Eu tenho que dizer o quão orgulhosa eu estou de mim por ter conseguido terminar este livro apesar do Roberto. A jornada dele da página para o meu coração foi árdua. Um homem de seus mais de setenta anos com uma mala cheia de arrependimentos e remédios que chega em Roma procurando um fantasma, a imagem de uma esposa falecida com quem ele teve um breve casamento antes dela ser levada pelo câncer. Alguém que lembra todos os prazeres e gostos de Roma mas por causa de idade e saúde se recusa a desfrutá-los. Ele não foi pra Roma pra passar seus últimos dias? Ele não estava afogado em mágoas? Se ele foi pra Roma morrer, por que ficar prolongando seus dias se recusando a viver as experiências da cidade?


Óbvio que este tanto de ódio por causa de um personagem de livro obviamente estava enraizado em algo maior que apenas isso dentro de mim. Primeiramente, o Roberto me lembrou meu pai, securitário que viveu a vida como bem quis mas passou os últimos anos da vida se lamentando e remoendo os arrependimentos do passado. Esse entendimento profundo sobre um dos motivos do meu ódio deixou meu terapeuta orgulhosíssimo. Mas mais profundo que isso é o fato de que eu tenho pouca pra quase nenhuma paciência com arrependimentos. Especialmente aqueles de pessoas de maior idade (e aqui eu posso ser julgada e cancelada que eu não estou nem aí). Porque meu terapeuta sempre diz: as pessoas vivem do jeito que vivem porque elas sentem prazer em viver dessa forma. Afinal, um masoquista se inflige dor porque gosta disso, muito da mesma forma, nós vivemos como vivemos porque há prazer na raiz de nossas escolhas. No fim, o que me pega é o potencial desperdiçado.
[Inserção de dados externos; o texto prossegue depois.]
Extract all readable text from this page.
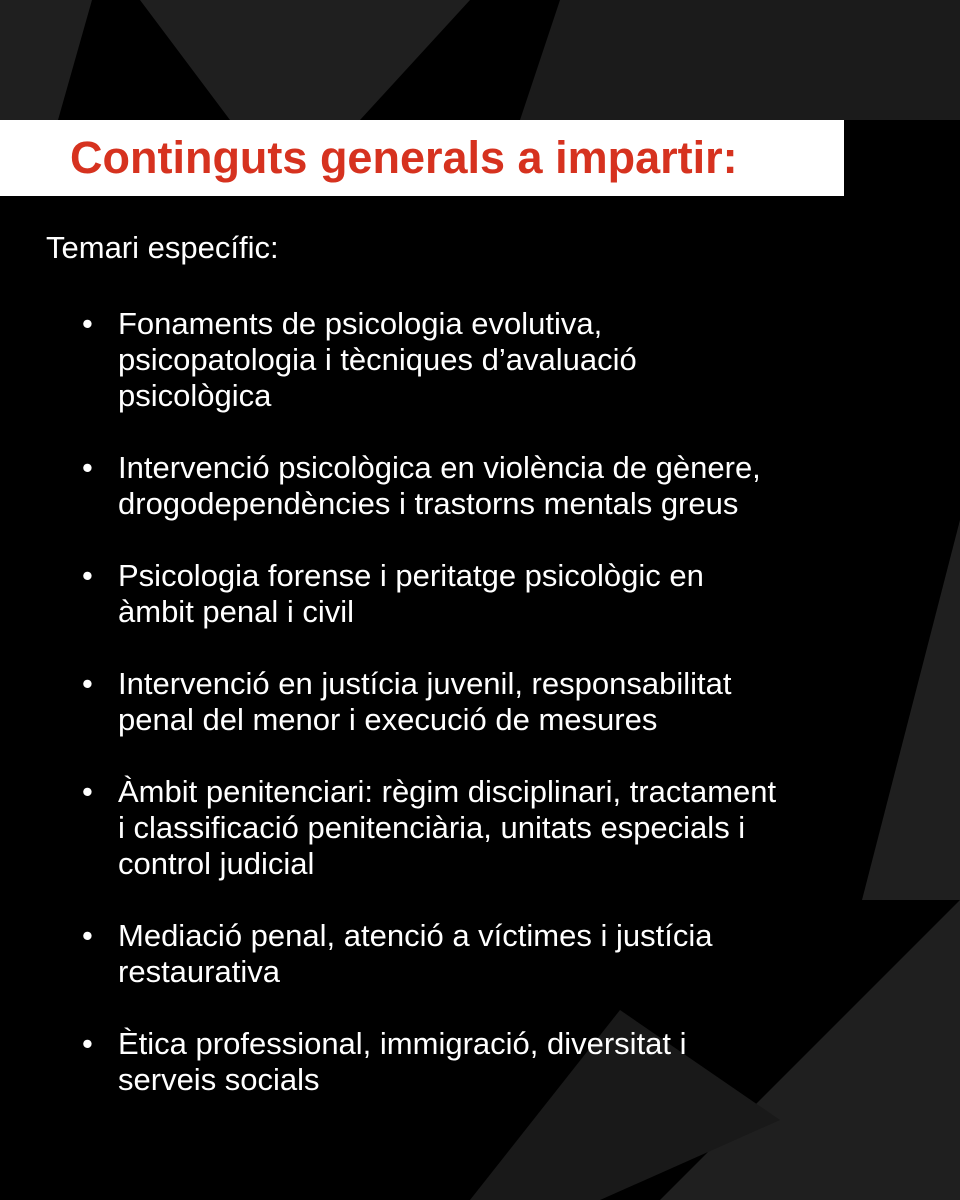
Continguts generals a impartir:

Temari específic:

• Fonaments de psicologia evolutiva,
psicopatologia i tècniques d’avaluació
psicològica
• Intervenció psicològica en violència de gènere,
drogodependències i trastorns mentals greus
• Psicologia forense i peritatge psicològic en
àmbit penal i civil
• Intervenció en justícia juvenil, responsabilitat
penal del menor i execució de mesures
• Àmbit penitenciari: règim disciplinari, tractament
i classificació penitenciària, unitats especials i
control judicial
• Mediació penal, atenció a víctimes i justícia
restaurativa
• Ètica professional, immigració, diversitat i
serveis socials
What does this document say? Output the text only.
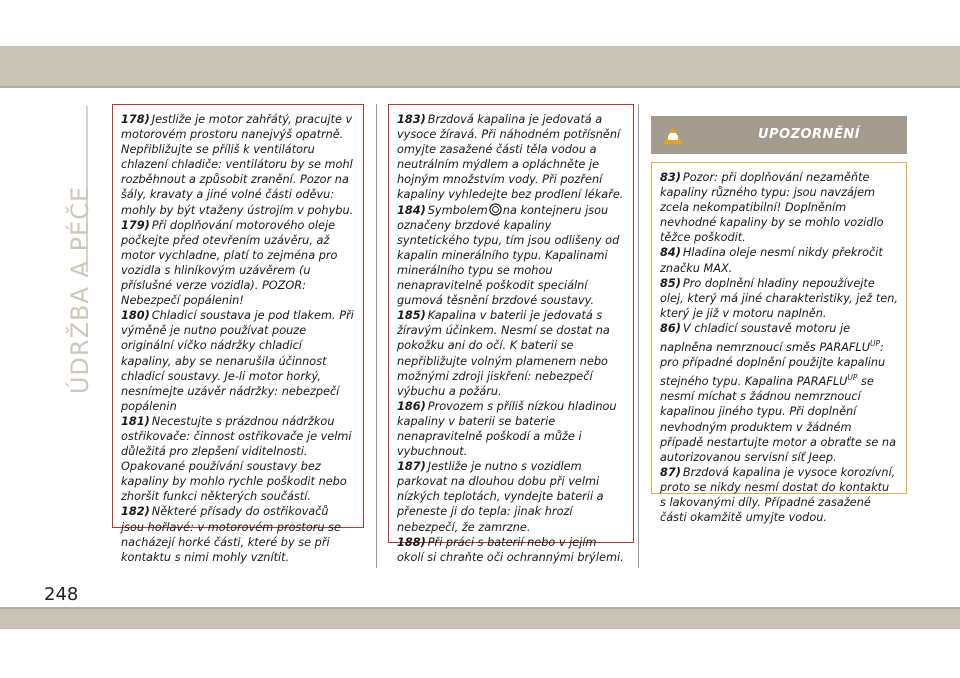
ÚDRŽBA A PÉČE
178) Jestliže je motor zahřátý, pracujte v motorovém prostoru nanejvýš opatrně. Nepřibližujte se příliš k ventilátoru chlazení chladiče: ventilátoru by se mohl rozběhnout a způsobit zranění. Pozor na šály, kravaty a jiné volné části oděvu: mohly by být vtaženy ústrojím v pohybu.
179) Při doplňování motorového oleje počkejte před otevřením uzávěru, až motor vychladne, platí to zejména pro vozidla s hliníkovým uzávěrem (u příslušné verze vozidla). POZOR: Nebezpečí popálenin!
180) Chladicí soustava je pod tlakem. Při výměně je nutno používat pouze originální víčko nádržky chladicí kapaliny, aby se nenarušila účinnost chladicí soustavy. Je-li motor horký, nesnímejte uzávěr nádržky: nebezpečí popálenin
181) Necestujte s prázdnou nádržkou ostřikovače: činnost ostřikovače je velmi důležitá pro zlepšení viditelnosti. Opakované používání soustavy bez kapaliny by mohlo rychle poškodit nebo zhoršit funkci některých součástí.
182) Některé přísady do ostřikovačů jsou hořlavé: v motorovém prostoru se nacházejí horké části, které by se při kontaktu s nimi mohly vznítit.
183) Brzdová kapalina je jedovatá a vysoce žíravá. Při náhodném potřísnění omyjte zasažené části těla vodou a neutrálním mýdlem a opláchněte je hojným množstvím vody. Při pozření kapaliny vyhledejte bez prodlení lékaře.
184) Symbolem na kontejneru jsou označeny brzdové kapaliny syntetického typu, tím jsou odlišeny od kapalin minerálního typu. Kapalinami minerálního typu se mohou nenapravitelně poškodit speciální gumová těsnění brzdové soustavy.
185) Kapalina v baterii je jedovatá s žíravým účinkem. Nesmí se dostat na pokožku ani do očí. K baterii se nepřibližujte volným plamenem nebo možnými zdroji jiskření: nebezpečí výbuchu a požáru.
186) Provozem s příliš nízkou hladinou kapaliny v baterii se baterie nenapravitelně poškodí a může i vybuchnout.
187) Jestliže je nutno s vozidlem parkovat na dlouhou dobu při velmi nízkých teplotách, vyndejte baterii a přeneste ji do tepla: jinak hrozí nebezpečí, že zamrzne.
188) Při práci s baterií nebo v jejím okolí si chraňte oči ochrannými brýlemi.
UPOZORNĚNÍ
83) Pozor: při doplňování nezaměňte kapaliny různého typu: jsou navzájem zcela nekompatibilní! Doplněním nevhodné kapaliny by se mohlo vozidlo těžce poškodit.
84) Hladina oleje nesmí nikdy překročit značku MAX.
85) Pro doplnění hladiny nepoužívejte olej, který má jiné charakteristiky, jež ten, který je již v motoru naplněn.
86) V chladicí soustavě motoru je naplněna nemrznoucí směs $PARAFLU^{UP}$: pro případné doplnění použijte kapalinu stejného typu. Kapalina $PARAFLU^{UP}$ se nesmí míchat s žádnou nemrznoucí kapalinou jiného typu. Při doplnění nevhodným produktem v žádném případě nestartujte motor a obraťte se na autorizovanou servisní síť Jeep.
87) Brzdová kapalina je vysoce korozívní, proto se nikdy nesmí dostat do kontaktu s lakovanými díly. Případné zasažené části okamžitě umyjte vodou.
248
Eu entendo como gerações passadas viam a psicanálise, um culto dos insanos, e como tabu era a mera menção das palavras saúde mental, mas eu já tenho que lidar com pessoas de carne e osso que nunca lidaram com suas questões e ainda ter que sofrer nas mãos de um personagem fictício como elas? Foi brutal, mas um brinde a Eduardo Krause por escrever um personagem tão insuportável, e por dar a ele a sua única redenção possível: através de Serena. E segui na luta.
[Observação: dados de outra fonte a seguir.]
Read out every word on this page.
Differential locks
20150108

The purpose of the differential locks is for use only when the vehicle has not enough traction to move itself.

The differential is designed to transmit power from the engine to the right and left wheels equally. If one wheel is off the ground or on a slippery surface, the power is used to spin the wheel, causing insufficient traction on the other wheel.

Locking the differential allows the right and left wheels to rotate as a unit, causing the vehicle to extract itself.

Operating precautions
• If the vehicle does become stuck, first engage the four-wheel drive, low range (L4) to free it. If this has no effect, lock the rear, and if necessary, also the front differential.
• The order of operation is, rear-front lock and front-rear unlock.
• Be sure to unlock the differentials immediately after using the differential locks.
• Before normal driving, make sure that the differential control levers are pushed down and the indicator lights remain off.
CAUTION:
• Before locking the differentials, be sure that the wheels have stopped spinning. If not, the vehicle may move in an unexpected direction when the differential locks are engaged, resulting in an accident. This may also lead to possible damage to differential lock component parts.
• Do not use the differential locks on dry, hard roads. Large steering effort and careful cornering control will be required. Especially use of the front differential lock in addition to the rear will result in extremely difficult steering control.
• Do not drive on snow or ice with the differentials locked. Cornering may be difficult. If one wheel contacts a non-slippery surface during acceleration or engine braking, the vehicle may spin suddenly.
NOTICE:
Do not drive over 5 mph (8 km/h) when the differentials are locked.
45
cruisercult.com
"Mas saber que aquilo que fizemos era o máximo que era possível é saber o quanto tínhamos para dar para começo de conversa, quais eram nossas limitações e as limitações do nosso tempo. Pouquíssimas pessoas sabem isso sobre si mesmas, a maioria se espelha em outros e cobra de si que tivesse sido mais, feito mais."
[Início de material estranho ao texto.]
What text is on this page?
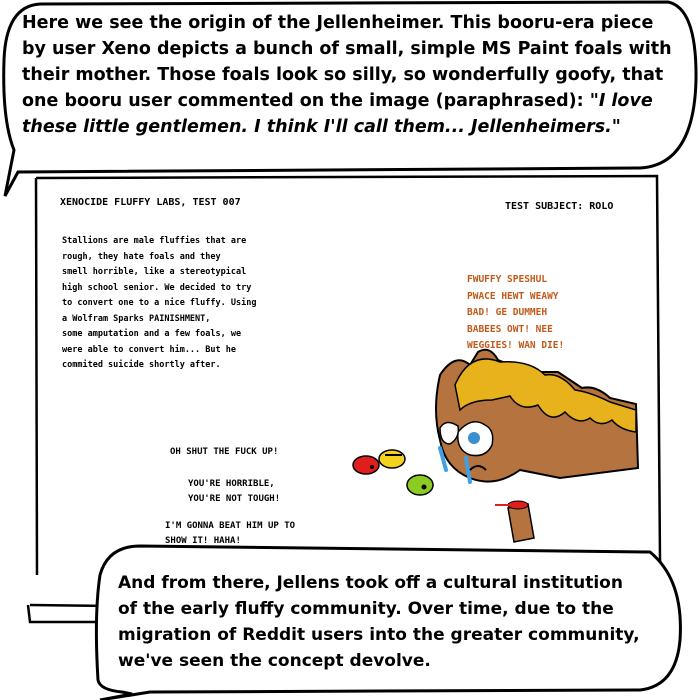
Here we see the origin of the Jellenheimer. This booru-era piece
by user Xeno depicts a bunch of small, simple MS Paint foals with
their mother. Those foals look so silly, so wonderfully goofy, that
one booru user commented on the image (paraphrased): "I love
these little gentlemen. I think I'll call them... Jellenheimers."
XENOCIDE FLUFFY LABS, TEST 007	TEST SUBJECT: ROLO
Stallions are male fluffies that are
rough, they hate foals and they
smell horrible, like a stereotypical
high school senior. We decided to try
to convert one to a nice fluffy. Using
a Wolfram Sparks PAINISHMENT,
some amputation and a few foals, we
were able to convert him... But he
commited suicide shortly after.
FWUFFY SPESHUL
PWACE HEWT WEAWY
BAD! GE DUMMEH
BABEES OWT! NEE
WEGGIES! WAN DIE!
OH SHUT THE FUCK UP!
YOU'RE HORRIBLE,
YOU'RE NOT TOUGH!
I'M GONNA BEAT HIM UP TO
SHOW IT! HAHA!
And from there, Jellens took off a cultural institution
of the early fluffy community. Over time, due to the
migration of Reddit users into the greater community,
we've seen the concept devolve.
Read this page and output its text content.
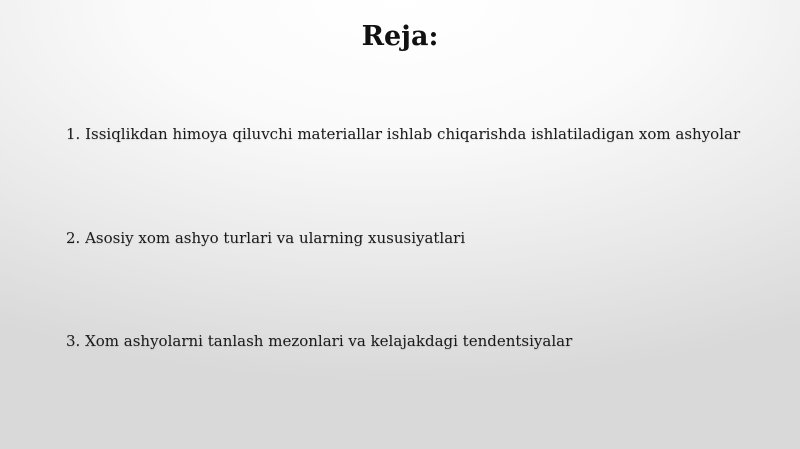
Reja:
1. Issiqlikdan himoya qiluvchi materiallar ishlab chiqarishda ishlatiladigan xom ashyolar
2. Asosiy xom ashyo turlari va ularning xususiyatlari
3. Xom ashyolarni tanlash mezonlari va kelajakdagi tendentsiyalar
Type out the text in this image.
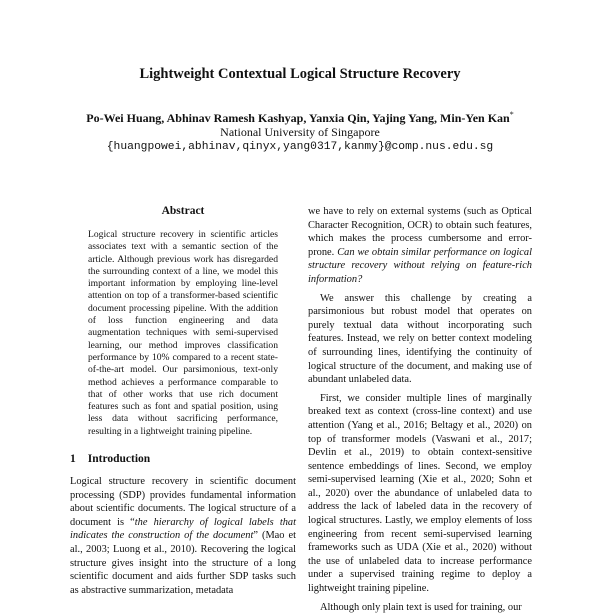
Lightweight Contextual Logical Structure Recovery
Po-Wei Huang, Abhinav Ramesh Kashyap, Yanxia Qin, Yajing Yang, Min-Yen Kan*
National University of Singapore
{huangpowei,abhinav,qinyx,yang0317,kanmy}@comp.nus.edu.sg
Abstract

Logical structure recovery in scientific articles associates text with a semantic section of the article. Although previous work has disregarded the surrounding context of a line, we model this important information by employing line-level attention on top of a transformer-based scientific document processing pipeline. With the addition of loss function engineering and data augmentation techniques with semi-supervised learning, our method improves classification performance by 10% compared to a recent state-of-the-art model. Our parsimonious, text-only method achieves a performance comparable to that of other works that use rich document features such as font and spatial position, using less data without sacrificing performance, resulting in a lightweight training pipeline.

1 Introduction

Logical structure recovery in scientific document processing (SDP) provides fundamental information about scientific documents. The logical structure of a document is “the hierarchy of logical labels that indicates the construction of the document” (Mao et al., 2003; Luong et al., 2010). Recovering the logical structure gives insight into the structure of a long scientific document and aids further SDP tasks such as abstractive summarization, metadata

we have to rely on external systems (such as Optical Character Recognition, OCR) to obtain such features, which makes the process cumbersome and error-prone. Can we obtain similar performance on logical structure recovery without relying on feature-rich information?

We answer this challenge by creating a parsimonious but robust model that operates on purely textual data without incorporating such features. Instead, we rely on better context modeling of surrounding lines, identifying the continuity of logical structure of the document, and making use of abundant unlabeled data.

First, we consider multiple lines of marginally breaked text as context (cross-line context) and use attention (Yang et al., 2016; Beltagy et al., 2020) on top of transformer models (Vaswani et al., 2017; Devlin et al., 2019) to obtain context-sensitive sentence embeddings of lines. Second, we employ semi-supervised learning (Xie et al., 2020; Sohn et al., 2020) over the abundance of unlabeled data to address the lack of labeled data in the recovery of logical structures. Lastly, we employ elements of loss engineering from recent semi-supervised learning frameworks such as UDA (Xie et al., 2020) without the use of unlabeled data to increase performance under a supervised training regime to deploy a lightweight training pipeline.

Although only plain text is used for training, our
No entanto, à medida que eu me aproximava dos capítulos finais eu cheguei a conclusão de que talvez estas páginas não se tratassem de arrependimento, afinal. Ao final do breve encontro de Serena e Roberto eu fiquei feliz em perceber que apesar de Roberto ter querido manter contato com sua filha e que sua mulher não tivesse morrido tão nova, ele diz uma, duas, muitas vezes que ele fez o melhor que pode com o que ele tinha, apesar de não ter sido muito ou lá essas coisas, e não é assim que funciona para maioria das pessoas? Um pouco de medo, algum senso de certo e errado e muita influência das pessoas que nos criaram e do lugar onde nascemos. Mas saber que aquilo que fizemos era o máximo que era possível é saber o quanto tínhamos para dar para começo de conversa, quais eram nossas limitações e as limitações do nosso tempo. Pouquíssimas pessoas sabem isso sobre si mesmas, a maioria se espelha em outros e cobra de si que tivesse sido mais, feito mais. Mais do que se é. Roberto não é assim, não é nada como imaginei naquelas primeiras páginas, um homem com um grande aviso em frente a testa escrito "como não envelhecer". Ele pode não ter colecionado tantas pessoas ou experiências como Serena (ou eu), mas isso não faz a vida dele menos satisfatória, nem a nossa vida de colecionadores uma vida superficial.

A história é sobre a beleza deste encontro, de quem é louco com quem é mundano, é aí que o livro se tornou especial pra mim. Um livro que junto a um casamento me ajudaram a reviver e sentir orgulhosa do meu passado, de ser quem sou hoje porque esse passado existiu, e não apesar dele.